A gazebo is a freestanding, open garden structure, sometimes hexagonal or octagonal in shape, with a roof. Most gazebos are constructed of wood or metal and have built-in seating inside the sheltered area. To add a sense of enclosure and privacy, latticework or outdoor curtains or drapes are sometimes used. In a garden setting, a gazebo can serve as a focal point—something to be viewed and appreciated—or situated in a location on a property (like a hill) that offers views while providing shelter from the sun.
Depending on the region or culture, a gazebo might also be referred to as an alhambra, belvedere, kiosk, pagoda, pavilion, pergola, rotunda, shed, summerhouse, or tea house.
Adding a gazebo to your outdoor space should be carefully thought out because it can often look contrived and awkward or out of place. When planning any garden structure, try to incorporate architectural elements or features of your house for harmony and continuity. Also be aware of design considerations such as:
- Scale and proportion: Does the size and shape of the proposed gazebo fit in your yard so that it's neither too big or too small for the location?
- Style: Does it blend with your house and other structures on the property?
- Materials: Are materials like stone, wood, and iron used elsewhere on the exterior of your house?
- Location: A gazebo might be a destination, an escape, or be a place that frames a beautiful view.
- Additional hardscape features, like paths or walls: Do the materials and shapes echo those used in other parts of the yard or exterior of the home?
Small cities in the late 19th and early 20th centuries often had large gazebos in the town center or park, where they often served as bandstands. Because they have a nostalgic appeal, gazebos are a popular prop for garden weddings and are often associated with romantic scenes in films like The Sound of Music and for photographs.
What Is a Bandstand?
A bandstand is generally a rounded platform on which a band or an orchestra plays. It can be in an indoor venue or outdoors usually with a roof and open sides.
Gazebo-like structures have been built for centuries. The Egyptians built garden arbors to support grapes for wine and raisins and to provide shelter like a gezebo. At this time, such structures were primarily functional rather than decorative.

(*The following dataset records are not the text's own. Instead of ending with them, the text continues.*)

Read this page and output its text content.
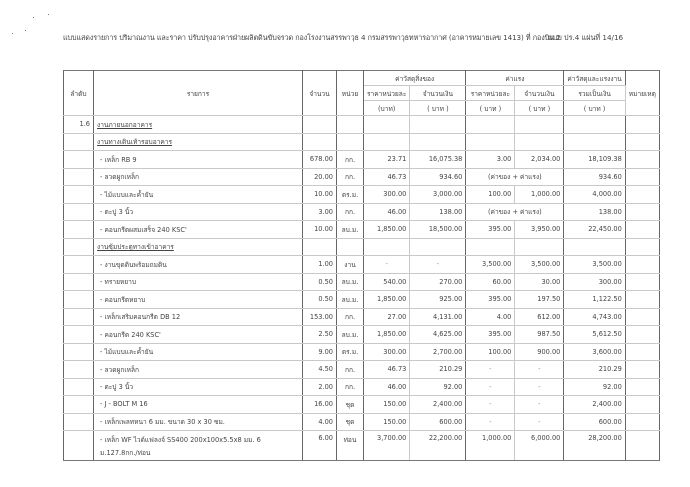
แบบแสดงรายการ ปริมาณงาน และราคา ปรับปรุงอาคารฝ่ายผลิตดินขับจรวด กองโรงงานสรรพาวุธ 4 กรมสรรพาวุธทหารอากาศ (อาคารหมายเลข 1413) ที่ กองบิน 2
แบบ ปร.4 แผ่นที่ 14/16
ลำดับ	รายการ	จำนวน	หน่วย	ค่าวัสดุสิ่งของ		ค่าแรง		ค่าวัสดุและแรงงาน	หมายเหตุ
				ราคาหน่วยละ	จำนวนเงิน	ราคาหน่วยละ	จำนวนเงิน	รวมเป็นเงิน	
				(บาท)	( บาท )	( บาท )	( บาท )	( บาท )	
1.6	งานภายนอกอาคาร								
	งานทางเดินเท้ารอบอาคาร								
	- เหล็ก RB 9	678.00	กก.	23.71	16,075.38	3.00	2,034.00	18,109.38	
	- ลวดผูกเหล็ก	20.00	กก.	46.73	934.60	(ค่าของ + ค่าแรง)		934.60	
	- ไม้แบบและค้ำยัน	10.00	ตร.ม.	300.00	3,000.00	100.00	1,000.00	4,000.00	
	- ตะปู 3 นิ้ว	3.00	กก.	46.00	138.00	(ค่าของ + ค่าแรง)		138.00	
	- คอนกรีตผสมเสร็จ 240 KSC'	10.00	ลบ.ม.	1,850.00	18,500.00	395.00	3,950.00	22,450.00	
	งานซุ้มประตูทางเข้าอาคาร								
	- งานขุดดินพร้อมถมดิน	1.00	งาน	-	-	3,500.00	3,500.00	3,500.00	
	- ทรายหยาบ	0.50	ลบ.ม.	540.00	270.00	60.00	30.00	300.00	
	- คอนกรีตหยาบ	0.50	ลบ.ม.	1,850.00	925.00	395.00	197.50	1,122.50	
	- เหล็กเสริมคอนกรีต DB 12	153.00	กก.	27.00	4,131.00	4.00	612.00	4,743.00	
	- คอนกรีต 240 KSC'	2.50	ลบ.ม.	1,850.00	4,625.00	395.00	987.50	5,612.50	
	- ไม้แบบและค้ำยัน	9.00	ตร.ม.	300.00	2,700.00	100.00	900.00	3,600.00	
	- ลวดผูกเหล็ก	4.50	กก.	46.73	210.29	-	-	210.29	
	- ตะปู 3 นิ้ว	2.00	กก.	46.00	92.00	-	-	92.00	
	- J - BOLT M 16	16.00	ชุด	150.00	2,400.00	-	-	2,400.00	
	- เหล็กเพลทหนา 6 มม. ขนาด 30 x 30 ซม.	4.00	ชุด	150.00	600.00	-	-	600.00	
	- เหล็ก WF ไวด์แฟลงจ์ SS400 200x100x5.5x8 มม. 6 ม.127.8กก./ท่อน	6.00	ท่อน	3,700.00	22,200.00	1,000.00	6,000.00	28,200.00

The real gazebo on "The Sound of Music" set in Austria was too small for the "Sixteen Going on Seventeen" dance sequence, so the scene was filmed in a replica gazebo on a sound stage in California.
Greece and Rome
Gazebos can be traced back to ancient Greece and Rome. The Greeks built temples in public spaces that were surrounded by gardens, with marble gazebos in memory of gods and goddesses.
The Romans enjoyed their private gardens as places to relax and entertain. Garden gazebos were constructed as a beautiful outdoor feature and as a gathering place.
Medieval and Renaissance Periods
While gazebos do attract attention, they also were, and still are, built to offer privacy. Elaborate gardens at churches and monasteries used gazebos as places for meditation or to establish a shrine. In Medieval and Renaissance Europe, these sanctuaries were built in more far-off areas of large estates. A gazebo would serve as a destination to which the lord of the manor and his guests would journey outside for fresh air while still under a roof.
Garden gazebos became popular in England during the 16th through 18th centuries and could be found in parks or large private estates. In the 19th century, gazebos were built for middle-class properties and also became more functional as a shelter rather than a decorative architectural feature in the landscape. The English practice of afternoon tea was enjoyed in gazebos or similar structures.
Tea houses—or teahouses—are another form of a gazebo that has been popular in China and Japan for centuries. Tea ceremonies are a time of rest, meditation, and reflection while enjoying one another's company and admiring the beautiful surroundings of nature
Creating a Private Place
With residential properties decreasing in size, it's hard to find a place to create a refuge—somewhere to get away from the cares of the day or your household. To establish a cozy hideaway on a smaller lot, add a pergola or overhead roof to your gazebo, paving, and a path leading to the area. For added privacy, create walls with lattice panels on the sides, and plant vines to grow up and over the framework. It will be beautiful to look at and a nice escape on your own property.